Daha önce hiç görmemiştim, Güllük Körfezi, Ege’nin her yeri gibi olağanüstü güzellikte bir yer… Her kıvrımında göz alıcı bir başka sürpriz güzellik karşılıyor insan, gördükleri karşısındaysa adeta soluğu kesiliyor… “Burada yaşadıktan sonra cennete gitmek için ölmeye de, ibadet etmeye de gerek yok” şeklinde şeytani bir duygu çoğaltıyor içinde… Göz aldığınca uzanan uçsuz bucaksız tepeler, zeytuni bir yeşille kaplıymış eskiden, her yanından şifa, bolluk, bereket fışkırırmış körfezin. Her biri bir başka kimlik taşıdığı için bambaşka gövde ve dal yapısına sahip bin yıllık ağaçlar hiç acımadan kesiliyor şimdi. Önünde havuzu olan beyaz badanalı çağdaş kaya mezarları yapılıyor yerine… Bir yükseğe çıkıp etrafa bakınca “çevrecinin daniskası” bir hükümetin zamanında, “rantın daniskası” için yapılanları görünce derin bir keder sarıyor her yanınızı…

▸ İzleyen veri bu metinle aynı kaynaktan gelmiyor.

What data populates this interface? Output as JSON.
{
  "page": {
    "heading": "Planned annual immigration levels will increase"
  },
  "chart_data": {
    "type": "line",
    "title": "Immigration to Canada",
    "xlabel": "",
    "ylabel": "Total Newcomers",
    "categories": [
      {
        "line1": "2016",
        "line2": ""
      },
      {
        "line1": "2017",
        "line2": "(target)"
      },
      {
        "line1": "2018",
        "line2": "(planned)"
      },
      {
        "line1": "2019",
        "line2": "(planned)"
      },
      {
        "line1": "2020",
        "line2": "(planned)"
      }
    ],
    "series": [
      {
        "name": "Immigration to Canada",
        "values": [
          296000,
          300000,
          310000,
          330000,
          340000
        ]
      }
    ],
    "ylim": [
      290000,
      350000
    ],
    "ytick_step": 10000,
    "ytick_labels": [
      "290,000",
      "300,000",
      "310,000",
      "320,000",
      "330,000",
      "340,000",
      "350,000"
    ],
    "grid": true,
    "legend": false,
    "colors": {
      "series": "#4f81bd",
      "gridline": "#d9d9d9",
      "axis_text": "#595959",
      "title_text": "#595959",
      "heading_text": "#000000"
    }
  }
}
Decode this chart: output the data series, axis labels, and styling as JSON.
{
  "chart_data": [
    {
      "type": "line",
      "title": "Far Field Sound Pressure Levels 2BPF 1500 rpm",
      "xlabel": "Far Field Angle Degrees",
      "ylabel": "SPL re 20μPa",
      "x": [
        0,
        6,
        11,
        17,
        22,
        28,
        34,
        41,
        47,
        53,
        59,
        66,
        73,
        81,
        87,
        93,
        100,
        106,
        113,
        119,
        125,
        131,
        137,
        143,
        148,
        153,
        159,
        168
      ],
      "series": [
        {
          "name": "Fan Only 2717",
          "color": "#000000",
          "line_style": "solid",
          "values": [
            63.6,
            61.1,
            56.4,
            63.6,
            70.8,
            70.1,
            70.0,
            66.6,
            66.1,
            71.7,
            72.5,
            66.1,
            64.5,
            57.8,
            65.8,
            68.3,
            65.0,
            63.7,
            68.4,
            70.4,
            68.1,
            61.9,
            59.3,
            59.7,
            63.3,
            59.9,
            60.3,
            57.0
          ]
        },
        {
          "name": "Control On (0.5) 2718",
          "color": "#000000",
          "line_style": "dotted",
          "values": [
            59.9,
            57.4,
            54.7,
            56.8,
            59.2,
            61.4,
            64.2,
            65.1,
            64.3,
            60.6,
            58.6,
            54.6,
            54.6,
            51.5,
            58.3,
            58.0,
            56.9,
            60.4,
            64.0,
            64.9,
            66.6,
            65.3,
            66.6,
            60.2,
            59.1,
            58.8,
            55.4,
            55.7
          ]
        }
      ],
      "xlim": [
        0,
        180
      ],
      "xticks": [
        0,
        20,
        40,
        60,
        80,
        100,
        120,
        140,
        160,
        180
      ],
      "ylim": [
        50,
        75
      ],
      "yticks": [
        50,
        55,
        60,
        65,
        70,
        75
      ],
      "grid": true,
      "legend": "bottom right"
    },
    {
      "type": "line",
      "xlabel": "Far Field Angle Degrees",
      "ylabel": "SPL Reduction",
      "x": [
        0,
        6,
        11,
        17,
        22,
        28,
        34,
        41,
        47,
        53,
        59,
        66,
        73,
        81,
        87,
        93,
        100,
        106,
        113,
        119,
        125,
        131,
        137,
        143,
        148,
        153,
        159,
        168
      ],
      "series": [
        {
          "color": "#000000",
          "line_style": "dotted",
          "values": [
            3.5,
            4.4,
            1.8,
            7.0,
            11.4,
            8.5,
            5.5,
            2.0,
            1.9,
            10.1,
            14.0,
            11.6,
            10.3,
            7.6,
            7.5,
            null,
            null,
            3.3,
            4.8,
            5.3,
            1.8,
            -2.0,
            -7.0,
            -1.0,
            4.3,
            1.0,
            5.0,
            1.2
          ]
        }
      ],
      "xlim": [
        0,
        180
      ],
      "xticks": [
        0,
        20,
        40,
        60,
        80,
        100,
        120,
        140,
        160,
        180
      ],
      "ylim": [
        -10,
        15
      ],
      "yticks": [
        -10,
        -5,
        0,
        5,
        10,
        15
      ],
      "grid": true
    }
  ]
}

AÇAÇLA BİRLİKTA KÜLTÜR SOYKIRIMI DA YAPILIYOR

Kesilen her ağaçla birlikte tekmil Ege’nin kadim kültürü de yok ediliyor aslında… Bana sorarsanız, yapılan yalnızca ağaç değil, kültür soykırımı da aynı zamanda… Malum, Ege, bir uygarlıklar beşiği… İnsan var olduğundan beri yaşam alanı sunmuş ayrımsız herkese... Bereketini kimseden sakınmamış, Luvi’lerden, Romalılara, Hattilerden Dorlara, İonlardan Friglere kadar pek çok halkı bağrında barındırmış, yurt olmuş onlara… Dini, dili, milliyeti farklı olsa da bin yıllardan bu yana zeytinle birlikte yaşamış bura insanı… Kültürlerini milletten millete, zamandan zamana aktarmış; zeytinle ilgili mitik öyküler, efsaneler üretmiş… Dahası, kutsal bilip, baş tacı etmiş zeytini… Yetinmemiş, barışın ve sağlığın simgesi haline getirmiş… Zeytinlikler bir bir lüks villalara, tatil köylerine, otellere, sitelere dönüşürken bu kültür de yavaş yavaş kitaplara emanet ediliyor ne yazık ki…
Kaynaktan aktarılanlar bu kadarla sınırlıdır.